The Merchandise Room

One whole section of the cafe doubles as a shop, and it’s just as dense as the museum portion. Shelves are loaded with Coke Zero cans in Korean packaging, branded camping chairs, tumblers, cooler bags, tote bags, glasses, mugs, and Olympic edition bottles. A bottle-shaped clothing hanger displayed in red velvet is one of the stranger and more charming pieces. If you’re a collector or just a fan, budget some extra time (and some extra won) for this section.


Practical Information

Name: Cafe Cola (카페콜라 / Cafecola Coffee & Coke)
Location: Northern coast of Jeju Island, near Gwideok, Jeju-si (accessible via the coastal road)
Closed: Tuesdays
Best time to visit: Morning, before crowds build up
Instagram: Check their page for current hours and updates
Parking: Available on-site
Vibe: Equal parts cafe, museum, photo studio, and collector’s obsession


Cafe Cola is one of those places that’s genuinely hard to categorize, and that’s exactly what makes it worth visiting.

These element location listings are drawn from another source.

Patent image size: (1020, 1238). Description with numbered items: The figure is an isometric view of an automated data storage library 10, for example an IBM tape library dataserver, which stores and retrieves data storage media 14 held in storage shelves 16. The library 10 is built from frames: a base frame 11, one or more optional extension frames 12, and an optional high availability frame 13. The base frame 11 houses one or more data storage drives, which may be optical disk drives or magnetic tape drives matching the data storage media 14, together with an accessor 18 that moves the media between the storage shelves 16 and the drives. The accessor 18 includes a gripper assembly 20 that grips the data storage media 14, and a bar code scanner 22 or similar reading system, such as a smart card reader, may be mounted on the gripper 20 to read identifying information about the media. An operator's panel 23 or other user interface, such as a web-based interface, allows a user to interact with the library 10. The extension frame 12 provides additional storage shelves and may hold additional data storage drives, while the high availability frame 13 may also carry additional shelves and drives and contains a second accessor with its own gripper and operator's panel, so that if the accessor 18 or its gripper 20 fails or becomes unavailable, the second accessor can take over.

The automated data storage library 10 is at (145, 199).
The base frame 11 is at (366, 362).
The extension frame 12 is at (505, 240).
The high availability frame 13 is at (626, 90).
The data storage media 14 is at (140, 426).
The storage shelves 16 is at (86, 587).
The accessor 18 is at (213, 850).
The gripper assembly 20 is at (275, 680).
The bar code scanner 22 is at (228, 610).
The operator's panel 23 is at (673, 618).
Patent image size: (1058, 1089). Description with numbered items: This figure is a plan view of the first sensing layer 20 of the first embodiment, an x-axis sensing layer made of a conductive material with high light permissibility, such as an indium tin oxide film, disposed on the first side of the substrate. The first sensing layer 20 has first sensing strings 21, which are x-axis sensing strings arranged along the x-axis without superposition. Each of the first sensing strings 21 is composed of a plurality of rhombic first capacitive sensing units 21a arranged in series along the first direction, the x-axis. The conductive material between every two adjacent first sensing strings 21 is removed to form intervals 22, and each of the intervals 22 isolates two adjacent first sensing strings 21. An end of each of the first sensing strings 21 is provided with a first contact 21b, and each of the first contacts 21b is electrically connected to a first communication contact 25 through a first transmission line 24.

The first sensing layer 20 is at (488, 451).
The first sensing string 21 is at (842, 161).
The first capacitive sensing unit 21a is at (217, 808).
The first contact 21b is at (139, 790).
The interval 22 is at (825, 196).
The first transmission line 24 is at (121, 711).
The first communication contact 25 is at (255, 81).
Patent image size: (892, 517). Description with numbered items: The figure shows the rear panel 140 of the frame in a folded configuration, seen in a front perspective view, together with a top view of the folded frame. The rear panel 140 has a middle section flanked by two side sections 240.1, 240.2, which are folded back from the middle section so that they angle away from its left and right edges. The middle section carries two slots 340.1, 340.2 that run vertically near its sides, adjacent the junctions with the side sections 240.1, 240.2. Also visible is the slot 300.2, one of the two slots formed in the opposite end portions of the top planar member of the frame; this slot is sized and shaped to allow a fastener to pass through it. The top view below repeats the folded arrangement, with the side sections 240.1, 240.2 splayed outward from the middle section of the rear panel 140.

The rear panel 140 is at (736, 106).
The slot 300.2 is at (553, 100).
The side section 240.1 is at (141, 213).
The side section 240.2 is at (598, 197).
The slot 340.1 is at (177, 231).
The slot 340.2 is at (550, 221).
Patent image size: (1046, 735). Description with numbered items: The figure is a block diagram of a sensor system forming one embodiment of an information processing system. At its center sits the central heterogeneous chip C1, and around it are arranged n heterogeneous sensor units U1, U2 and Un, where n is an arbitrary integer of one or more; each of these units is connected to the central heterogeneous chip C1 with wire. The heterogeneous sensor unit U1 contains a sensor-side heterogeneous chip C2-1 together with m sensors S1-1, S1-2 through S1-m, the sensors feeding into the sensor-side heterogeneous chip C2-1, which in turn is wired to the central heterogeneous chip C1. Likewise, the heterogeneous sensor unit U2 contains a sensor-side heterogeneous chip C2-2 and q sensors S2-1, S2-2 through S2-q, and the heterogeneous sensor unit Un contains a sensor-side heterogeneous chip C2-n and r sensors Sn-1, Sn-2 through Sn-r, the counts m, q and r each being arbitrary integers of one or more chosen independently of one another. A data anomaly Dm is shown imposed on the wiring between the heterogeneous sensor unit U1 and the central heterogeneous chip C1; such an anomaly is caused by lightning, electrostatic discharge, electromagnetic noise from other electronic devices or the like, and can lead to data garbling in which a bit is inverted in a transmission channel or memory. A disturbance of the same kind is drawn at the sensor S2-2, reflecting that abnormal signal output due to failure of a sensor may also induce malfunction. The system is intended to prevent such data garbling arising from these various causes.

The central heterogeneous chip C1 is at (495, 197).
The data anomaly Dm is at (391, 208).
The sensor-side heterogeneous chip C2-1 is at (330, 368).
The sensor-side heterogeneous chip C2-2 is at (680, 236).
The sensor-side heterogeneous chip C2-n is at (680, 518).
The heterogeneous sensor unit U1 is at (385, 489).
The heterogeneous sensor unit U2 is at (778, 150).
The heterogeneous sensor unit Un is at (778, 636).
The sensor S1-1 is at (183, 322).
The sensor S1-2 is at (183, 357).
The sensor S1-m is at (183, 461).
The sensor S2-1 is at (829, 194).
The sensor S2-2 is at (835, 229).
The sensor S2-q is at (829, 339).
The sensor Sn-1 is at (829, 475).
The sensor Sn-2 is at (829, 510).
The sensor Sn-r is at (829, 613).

It’s not just a themed cafe cashing in on brand nostalgia — it’s something more personal than that. The collection feels like decades of dedicated, passionate accumulation made visible, and the warmth of the place reflects the person behind it.

I went expecting to spend maybe 30 minutes, grab a drink, take a few photos, and leave. I stayed for nearly two hours and still felt like I’d missed things. The Cherry Coke was great. The lip straw made me smile every time I looked at it. The collection left me quietly speechless.

If you’re on Jeju and you see that red building by the road — stop.